Published :
Updated :
CHATTOGRAM: With Eid-ul-Azha only a couple of days away, small businesses, including roadside vendors and makeshift shop owners, are looking for buyers as the ordinary customers either have insufficient budget to do so or run short of money after spending to buy food and other necessary items ahead for the festival.
Traders attributed the situation to the novel coronavirus outbreak as they did during the Ramadan month and Eid-ul-Fitr.
This year during the peak business season for attires, including Punjabi, tupi, salwar-kamij, children's wear and cosmetics traders could not do business for want of customers, especially middle-income and lower-income groups, who either have trimmed their budget or have no income for various reason amid the ongoing Covid-19 pandemic.
Despite shopping malls, super markets and shops remained open in the last few weeks, businesses counted huge losses and the amount of their losses is increasing every day as they cannot sell their goods for want of buyers, some shop owners of Chattogram city told this correspondent on Thursday.
"We are suffering a lot for lack of customers in the port city," said the owner of a makeshift shop.
This year, many small traders from different areas of the country could not come to the port for doing business in the two Eid seasons either for various reasons, both traders and local administration officials said.
Various government restrictions on movement and travelling during Eid-ul-Fitr prevented hawkers and vendors from coming to the port city from different areas of the country, and for Eid-ul-Azha, the small traders themselves have not come here anticipating that they would incur more losses as there would be a negligible number of buyers this time too.
Although many of people are not maintaining the government's health rules in Chattogram now, but the markets and shopping malls have remained open from morning to late in the evening following the guidelines, police and market owners said.
Market and shop owners have kept shoe-cleaning turf with water and bleaching powder, hand sanitizers and other items for customers as part of their precautionary measures to prevent spread of the virus.
"We have kept our shops open complying with the government's guidelines but the numbers of customers are not satisfactory," said the shop owners at a shopping mall. "The sale is so inadequate two days before the Eid that we have become worried as to how business will survive in this situation," they said.
Echoing him, the owner of a temporarily set up foothpath shop said the suffering of the small traders, including, tailors, owner of laundries and footpath shops knows no bound. "Our business is on the verge of collapse now," he said.
The shop owners of Reajuddin Bazar said told the FE that a significant number of shop owners at the market have decided to shut their establishment right now for fear of incurring more losses.

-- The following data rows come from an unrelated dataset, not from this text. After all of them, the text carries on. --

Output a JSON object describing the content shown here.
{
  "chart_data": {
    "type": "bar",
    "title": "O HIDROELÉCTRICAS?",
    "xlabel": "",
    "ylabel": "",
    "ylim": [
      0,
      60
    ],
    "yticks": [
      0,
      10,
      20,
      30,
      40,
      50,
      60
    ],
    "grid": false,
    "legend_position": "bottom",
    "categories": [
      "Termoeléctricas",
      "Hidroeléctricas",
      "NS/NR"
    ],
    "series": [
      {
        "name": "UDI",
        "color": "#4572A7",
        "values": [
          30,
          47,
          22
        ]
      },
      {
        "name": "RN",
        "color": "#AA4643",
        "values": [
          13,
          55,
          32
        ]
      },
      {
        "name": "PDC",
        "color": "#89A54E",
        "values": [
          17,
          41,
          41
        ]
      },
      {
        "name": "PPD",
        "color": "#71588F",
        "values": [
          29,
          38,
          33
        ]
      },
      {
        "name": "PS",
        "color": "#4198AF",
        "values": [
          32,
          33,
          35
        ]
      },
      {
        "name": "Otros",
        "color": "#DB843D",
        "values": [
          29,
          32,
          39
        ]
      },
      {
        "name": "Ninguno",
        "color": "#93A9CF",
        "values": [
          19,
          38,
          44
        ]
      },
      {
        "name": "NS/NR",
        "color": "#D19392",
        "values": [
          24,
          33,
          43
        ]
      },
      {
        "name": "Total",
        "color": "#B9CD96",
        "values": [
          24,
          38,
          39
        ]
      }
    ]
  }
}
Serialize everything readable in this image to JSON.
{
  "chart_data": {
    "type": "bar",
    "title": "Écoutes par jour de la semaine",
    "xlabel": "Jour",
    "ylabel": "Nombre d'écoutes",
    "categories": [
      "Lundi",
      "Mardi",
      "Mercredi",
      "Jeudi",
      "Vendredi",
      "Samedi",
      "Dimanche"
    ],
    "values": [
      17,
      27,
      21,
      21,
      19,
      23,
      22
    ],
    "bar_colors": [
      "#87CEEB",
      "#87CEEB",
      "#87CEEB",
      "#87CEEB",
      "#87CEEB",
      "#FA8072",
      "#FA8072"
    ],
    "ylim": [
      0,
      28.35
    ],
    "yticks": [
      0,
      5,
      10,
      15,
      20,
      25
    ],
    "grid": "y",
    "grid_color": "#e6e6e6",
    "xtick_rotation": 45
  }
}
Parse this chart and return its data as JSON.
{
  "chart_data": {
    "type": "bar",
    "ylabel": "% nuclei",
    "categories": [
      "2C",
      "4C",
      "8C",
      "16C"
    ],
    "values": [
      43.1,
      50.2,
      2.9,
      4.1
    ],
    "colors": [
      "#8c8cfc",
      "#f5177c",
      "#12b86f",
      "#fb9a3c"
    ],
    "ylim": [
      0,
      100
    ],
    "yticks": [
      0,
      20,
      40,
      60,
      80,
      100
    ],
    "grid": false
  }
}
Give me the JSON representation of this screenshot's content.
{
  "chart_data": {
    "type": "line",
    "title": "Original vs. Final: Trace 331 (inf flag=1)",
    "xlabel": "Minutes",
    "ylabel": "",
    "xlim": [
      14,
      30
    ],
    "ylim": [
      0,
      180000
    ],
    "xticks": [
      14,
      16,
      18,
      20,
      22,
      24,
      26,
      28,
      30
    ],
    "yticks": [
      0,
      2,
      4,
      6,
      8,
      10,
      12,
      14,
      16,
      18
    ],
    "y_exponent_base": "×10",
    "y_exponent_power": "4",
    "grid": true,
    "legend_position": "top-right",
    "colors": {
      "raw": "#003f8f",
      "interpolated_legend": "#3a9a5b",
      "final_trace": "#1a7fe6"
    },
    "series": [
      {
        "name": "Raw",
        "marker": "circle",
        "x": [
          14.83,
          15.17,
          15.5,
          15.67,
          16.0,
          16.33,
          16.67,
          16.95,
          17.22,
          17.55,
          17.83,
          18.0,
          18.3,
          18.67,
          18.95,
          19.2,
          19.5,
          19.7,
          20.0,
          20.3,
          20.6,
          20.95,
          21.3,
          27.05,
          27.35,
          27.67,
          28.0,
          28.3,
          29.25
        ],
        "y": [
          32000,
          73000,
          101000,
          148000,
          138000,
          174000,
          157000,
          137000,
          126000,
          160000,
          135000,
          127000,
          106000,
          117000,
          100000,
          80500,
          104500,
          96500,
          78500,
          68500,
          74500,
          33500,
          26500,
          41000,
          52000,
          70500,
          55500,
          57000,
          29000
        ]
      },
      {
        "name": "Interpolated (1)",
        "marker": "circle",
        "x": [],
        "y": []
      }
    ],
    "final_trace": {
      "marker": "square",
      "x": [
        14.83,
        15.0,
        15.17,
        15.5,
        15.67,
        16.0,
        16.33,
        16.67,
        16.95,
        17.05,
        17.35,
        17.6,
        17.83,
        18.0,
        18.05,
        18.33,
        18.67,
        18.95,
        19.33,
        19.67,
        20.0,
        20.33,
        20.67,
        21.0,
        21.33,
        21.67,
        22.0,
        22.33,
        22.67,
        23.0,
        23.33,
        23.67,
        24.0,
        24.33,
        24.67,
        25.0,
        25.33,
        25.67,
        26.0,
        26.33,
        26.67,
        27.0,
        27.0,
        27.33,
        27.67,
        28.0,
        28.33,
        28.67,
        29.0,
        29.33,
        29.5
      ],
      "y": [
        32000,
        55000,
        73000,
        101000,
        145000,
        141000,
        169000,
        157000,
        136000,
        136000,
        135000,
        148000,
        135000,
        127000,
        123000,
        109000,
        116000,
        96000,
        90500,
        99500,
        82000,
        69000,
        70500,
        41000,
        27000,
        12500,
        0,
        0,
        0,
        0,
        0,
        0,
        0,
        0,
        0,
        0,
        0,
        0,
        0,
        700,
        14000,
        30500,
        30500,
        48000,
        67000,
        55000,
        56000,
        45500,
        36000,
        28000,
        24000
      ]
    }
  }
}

Shamsuddin, owner of a shop at Reajuddin Bazar said, "In the current year, we could not do business in absence of customers. Customers are not coming in fear of contracting the contagious disease," he added.
Shyamoli Chowdhury, owner of a shop at Afmi Plaza said, "We cannot sell even in the peak time of this year. How can we survive now? We have to pay the rent of the shop, staff salaries and utility bills."
Talking with this correspondent, many small traders of other shopping places in the city said they have decided to wind up their business as they have already suffered irreparable losses amid an uncertain situation.